Vakblad voor sociaal professionals
en het sociaal domein

‘Problematiek rond seksueel grensoverschrijdend gedrag in instelling te laat onderkend’

Op de jeugdzorginstelling Commujon hebben zich het afgelopen half jaar aantal seksueel getinte incidenten tussen jongeren onderling voorgedaan.
Naar aanleiding van die incidenten heeft de leiding van de instelling ingegrepen en een intern inventariserend onderzoek gestart. Daarnaast heeft het gespecialiseerde onderzoeksbureau, Van Montfoort, opdracht gegeven voor een onafhankelijk onderzoek.

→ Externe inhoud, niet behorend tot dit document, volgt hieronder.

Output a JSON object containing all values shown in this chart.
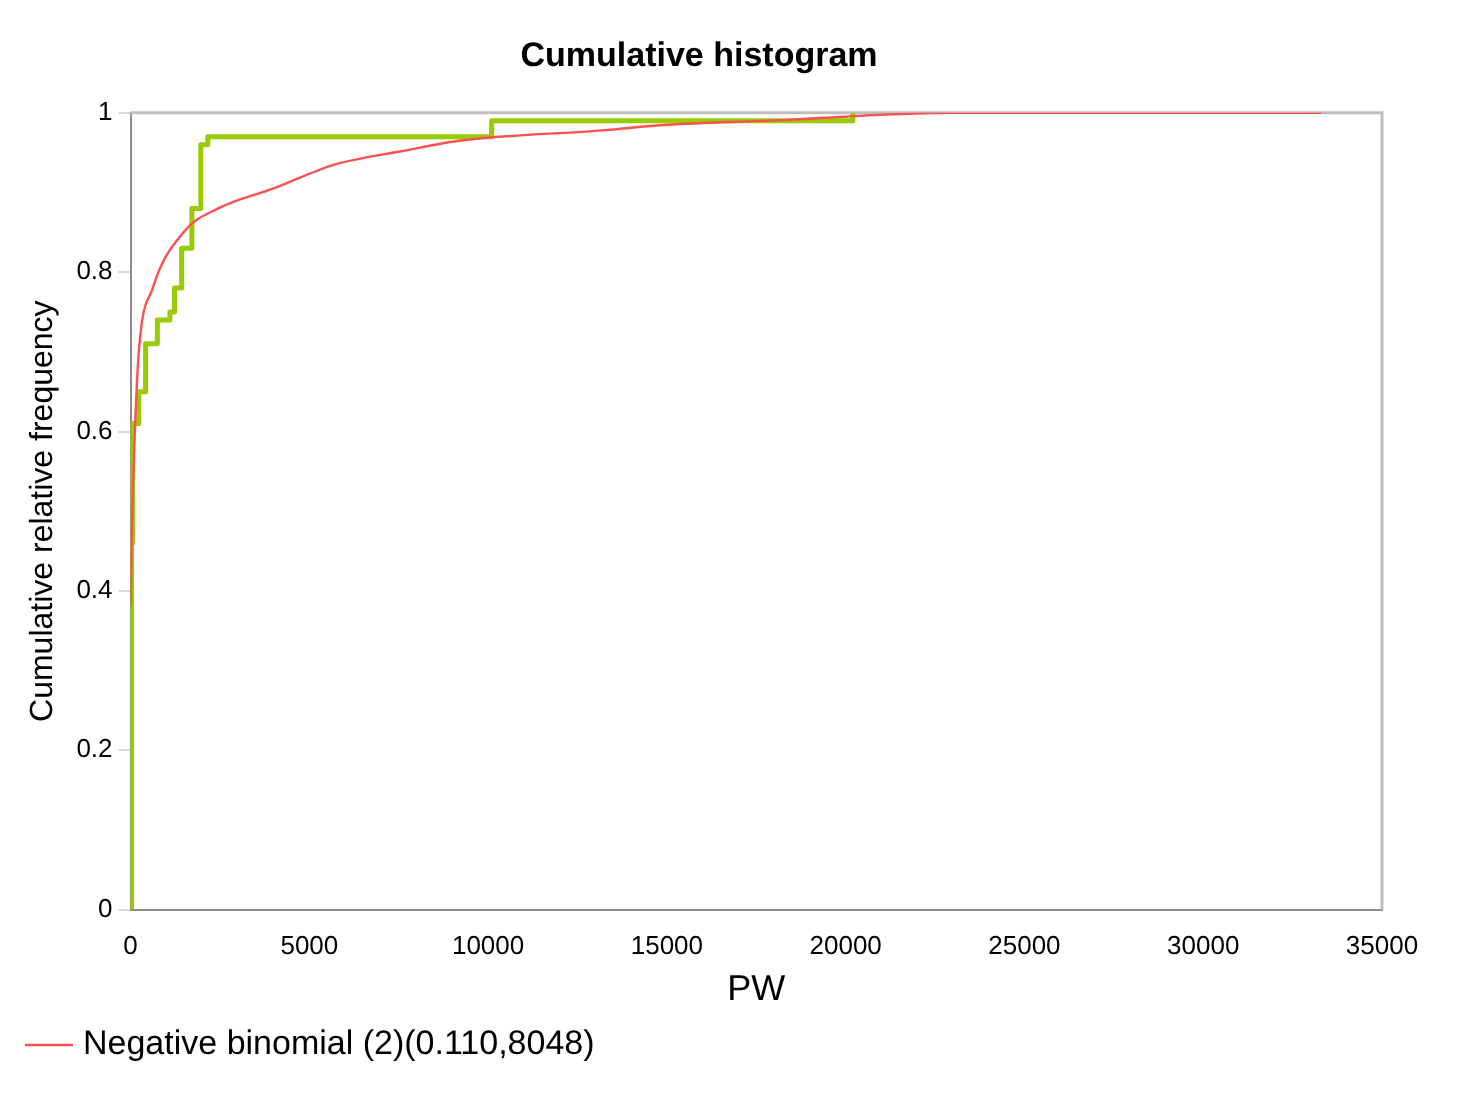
{
  "chart_data": {
    "type": "step",
    "title": "Cumulative histogram",
    "xlabel": "PW",
    "ylabel": "Cumulative relative frequency",
    "xlim": [
      0,
      35000
    ],
    "xticks": [
      0,
      5000,
      10000,
      15000,
      20000,
      25000,
      30000,
      35000
    ],
    "ylim": [
      0,
      1
    ],
    "yticks": [
      0,
      0.2,
      0.4,
      0.6,
      0.8,
      1
    ],
    "grid": false,
    "legend": "bottom",
    "series": [
      {
        "color": "#99cc00",
        "x": [
          0,
          30,
          60,
          230,
          420,
          750,
          1100,
          1230,
          1430,
          1715,
          1965,
          2160,
          10100,
          20200
        ],
        "values": [
          0,
          0.46,
          0.61,
          0.65,
          0.71,
          0.74,
          0.75,
          0.78,
          0.83,
          0.88,
          0.96,
          0.97,
          0.99,
          1
        ]
      },
      {
        "type": "line",
        "name": "Negative binomial (2)(0.110,8048)",
        "color": "#ff5050",
        "x": [
          0,
          50,
          130,
          230,
          620,
          1480,
          2450,
          4000,
          5700,
          7600,
          9200,
          13200,
          15000,
          17800,
          23000,
          33300
        ],
        "values": [
          0.38,
          0.5,
          0.61,
          0.7,
          0.78,
          0.85,
          0.88,
          0.905,
          0.935,
          0.952,
          0.965,
          0.978,
          0.985,
          0.99,
          1,
          1
        ]
      }
    ]
  }
}
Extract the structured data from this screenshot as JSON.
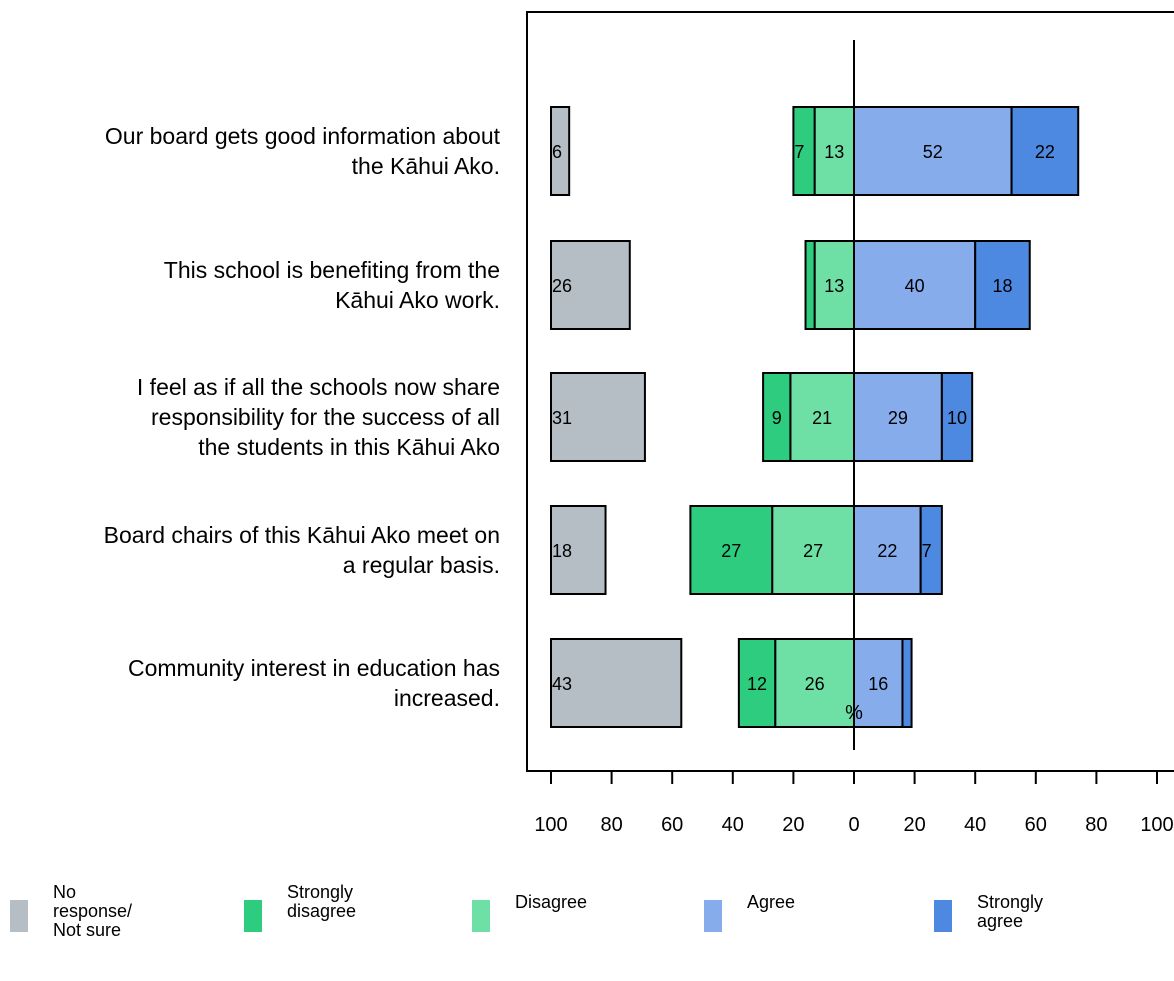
{
  "chart_data": {
    "type": "bar",
    "xlabel": "%",
    "xlim": [
      -100,
      100
    ],
    "xticks": [
      "100",
      "80",
      "60",
      "40",
      "20",
      "0",
      "20",
      "40",
      "60",
      "80",
      "100"
    ],
    "categories": [
      "Our board gets good information about\nthe Kāhui Ako.",
      "This school is benefiting from the\nKāhui Ako work.",
      "I feel as if all the schools now share\nresponsibility for the success of all\nthe students in this Kāhui Ako",
      "Board chairs of this Kāhui Ako meet on\na regular basis.",
      "Community interest in education has\nincreased."
    ],
    "series": [
      {
        "name": "No response/\nNot sure",
        "color": "#b4bec4",
        "values": [
          6,
          26,
          31,
          18,
          43
        ]
      },
      {
        "name": "Strongly\ndisagree",
        "color": "#2ecc7e",
        "values": [
          7,
          3,
          9,
          27,
          12
        ]
      },
      {
        "name": "Disagree",
        "color": "#6ee0a6",
        "values": [
          13,
          13,
          21,
          27,
          26
        ]
      },
      {
        "name": "Agree",
        "color": "#86acec",
        "values": [
          52,
          40,
          29,
          22,
          16
        ]
      },
      {
        "name": "Strongly agree",
        "color": "#4d89e0",
        "values": [
          22,
          18,
          10,
          7,
          3
        ]
      }
    ],
    "data_labels": [
      [
        "6",
        "7",
        "13",
        "52",
        "22"
      ],
      [
        "26",
        "",
        "13",
        "40",
        "18"
      ],
      [
        "31",
        "9",
        "21",
        "29",
        "10"
      ],
      [
        "18",
        "27",
        "27",
        "22",
        "7"
      ],
      [
        "43",
        "12",
        "26",
        "16",
        ""
      ]
    ],
    "legend_position": "bottom"
  }
}
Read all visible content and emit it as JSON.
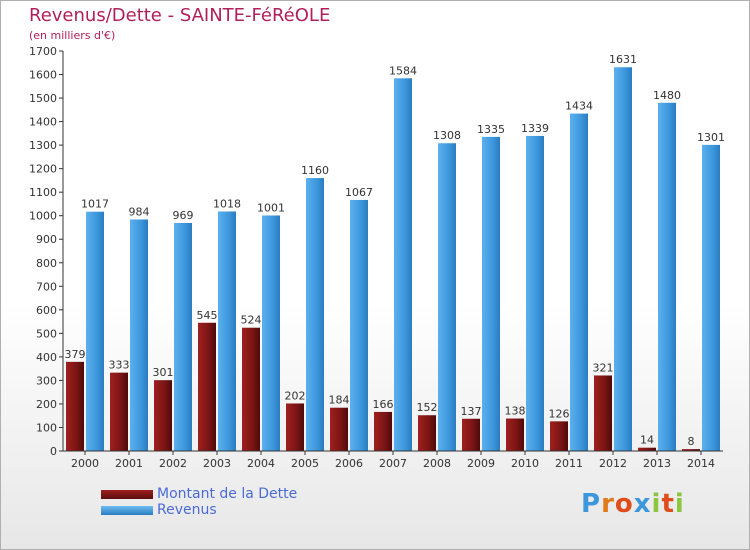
{
  "title": "Revenus/Dette - SAINTE-FéRéOLE",
  "subtitle": "(en milliers d'€)",
  "logo_text": "Proxiti",
  "chart_data": {
    "type": "bar",
    "categories": [
      "2000",
      "2001",
      "2002",
      "2003",
      "2004",
      "2005",
      "2006",
      "2007",
      "2008",
      "2009",
      "2010",
      "2011",
      "2012",
      "2013",
      "2014"
    ],
    "series": [
      {
        "name": "Montant de la Dette",
        "color": "#7a1414",
        "values": [
          379,
          333,
          301,
          545,
          524,
          202,
          184,
          166,
          152,
          137,
          138,
          126,
          321,
          14,
          8
        ]
      },
      {
        "name": "Revenus",
        "color": "#3d97dc",
        "values": [
          1017,
          984,
          969,
          1018,
          1001,
          1160,
          1067,
          1584,
          1308,
          1335,
          1339,
          1434,
          1631,
          1480,
          1301
        ]
      }
    ],
    "ylim": [
      0,
      1700
    ],
    "yticks": [
      0,
      100,
      200,
      300,
      400,
      500,
      600,
      700,
      800,
      900,
      1000,
      1100,
      1200,
      1300,
      1400,
      1500,
      1600,
      1700
    ],
    "grid": false,
    "legend_position": "bottom-left"
  }
}
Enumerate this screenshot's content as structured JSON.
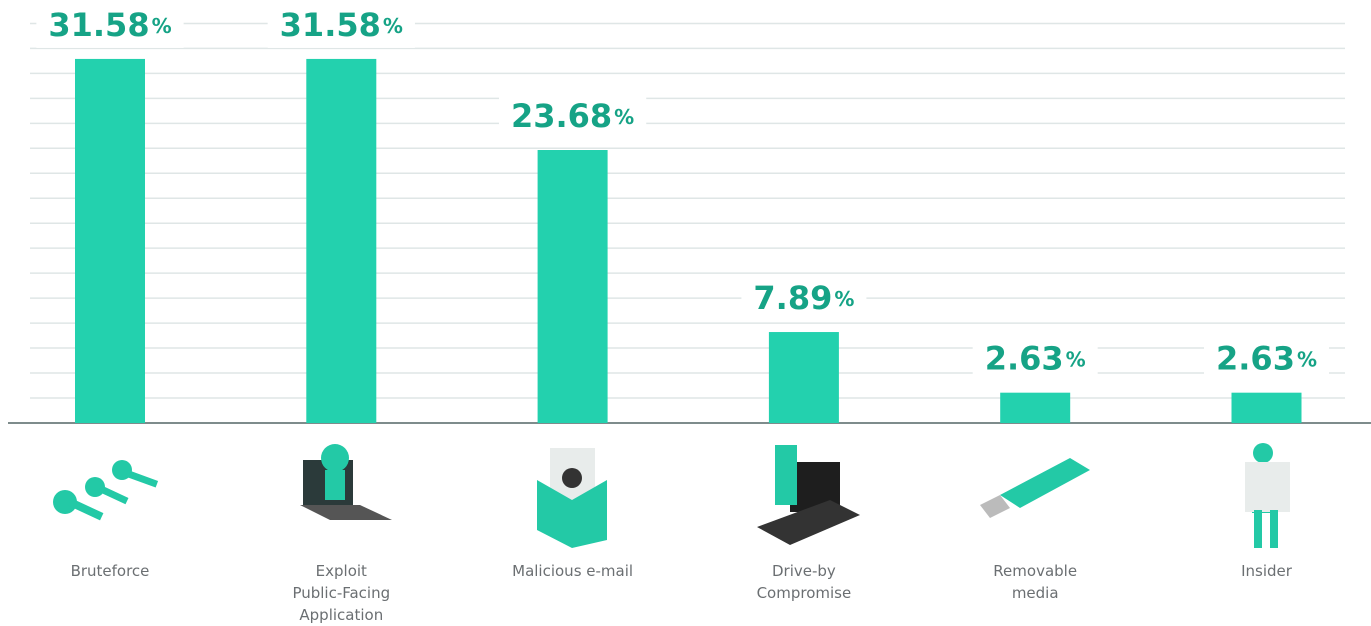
{
  "chart_data": {
    "type": "bar",
    "categories": [
      "Bruteforce",
      "Exploit\nPublic-Facing\nApplication",
      "Malicious e-mail",
      "Drive-by\nCompromise",
      "Removable\nmedia",
      "Insider"
    ],
    "values": [
      31.58,
      31.58,
      23.68,
      7.89,
      2.63,
      2.63
    ],
    "value_labels": [
      "31.58%",
      "31.58%",
      "23.68%",
      "7.89%",
      "2.63%",
      "2.63%"
    ],
    "color": "#23d1ae",
    "ylim": [
      0,
      35
    ]
  }
}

De belangrijkste conclusies daaruit: de problematiek is te laat is onderkend en signalen zijn niet zijn herkend.
Gedurende een half jaar
Uit het interne onderzoek en de gesprekken met de kinderen concludeert Commujon dat er bij totaal 15 kinderen uit de twee leefgroepen Linquenda en de Cirkel in Almelo gedurende een half jaar sprake was van onderling grensoverschrijdend seksueel gedrag. Het seksueel grensoverschrijdend gedrag deed zich vooral voor tijdens het spelen en op weg naar school. Het betreft lichte en ernstige vormen van seksueel grensoverschrijdend gedrag tussen 2 à 3 kinderen per voorval. Er zijn géén aanwijzingen van dwang, misbruik of betrokkenheid van volwassenen.

Onvoldoende toegerust
Het onderzoek van Van Montfoort geeft een analyse van de bevindingen, een toetsing van het interne onderzoek van Commujon en maatregelen om herhaling te voorkomen. Uit het onderzoek blijkt dat de problematiek te laat is onderkend en signalen niet zijn herkend. Van Montfoort constateert dat Commujon onvoldoende is toegerust om kinderen met obsessief seksueel gedrag de behandeling te bieden die zij nodig hebben. De betrokken leefgroepen zijn weinig overzichtelijk, er zijn onvoldoende medewerkers om adequaat toezicht te houden, er is te weinig deskundigheid in en ondersteuning van de teams in het omgaan met deze moeilijke groep kinderen, er zijn te weinig behandelmogelijkheden en de protocollen voldoen niet altijd. Bureau Jeugdzorg, als plaatsende instantie, onderkent dat de provinciale jeugdzorg in feite te weinig in huis heeft voor deze doelgroep. Van Montfoort concludeert dat dit niet alleen een probleem voor Commujon is. Zowel jeugdzorg als jeugdgeestelijke gezondheidszorg hebben beide een verantwoordelijkheid in deze om een kwalitatief voldoende aanbod voor deze doelgroep te realiseren.

’Diep geraakt’
Directeur-bestuurder van Commujon LSG, Maarten Faas, getuigt van spijt over de gemaakte inschattingsfouten: ‘Het is vreselijk dat wij het gedrag van de kinderen zolang niet in de gaten hebben gehad. Ouders, voogden en verwijzers maar zeker ook onze medewerkers zijn door deze situatie diep geraakt. Commujon heeft na de ontdekking van de feiten haar verantwoordelijkheid genomen en openheid betracht naar alle betrokkenen.’ Commujon heeft onmiddellijk actie ondernomen, de twee actieve hoofdrolspelers overgeplaatst en de individuele behandelplannen van alle kinderen aangescherpt. Wij zullen alles in het werk stellen om er voor te zorgen dat Commujon en onze medewerkers voldoende toegerust raken om herhaling te voorkomen.

Plan van aanpak
Commujon meldt binnen vier weken met een plan van aanpak te komen waarin alle aanbevelingen en maatregelen uit het onderzoek van Van Montfoort geconcretiseerd zijn. ‘Dit plan zal worden afgestemd met Bureau Jeugdzorg, de provincie, de inspectie en bureau Van Montfoort. Een implementatieplan zal onderdeel van dit plan zijn. Gedurende de implementatie zullen alle betrokkenen over de voortgang geïnformeerd worden’, aldus Commujon in een persbericht over de zaak.

SoziO zal in één van de komende nummers in een achtergrondartikel aandacht besteden aan de zaak, het plan van aanpak en de wijze waarop die wordt ingevoerd.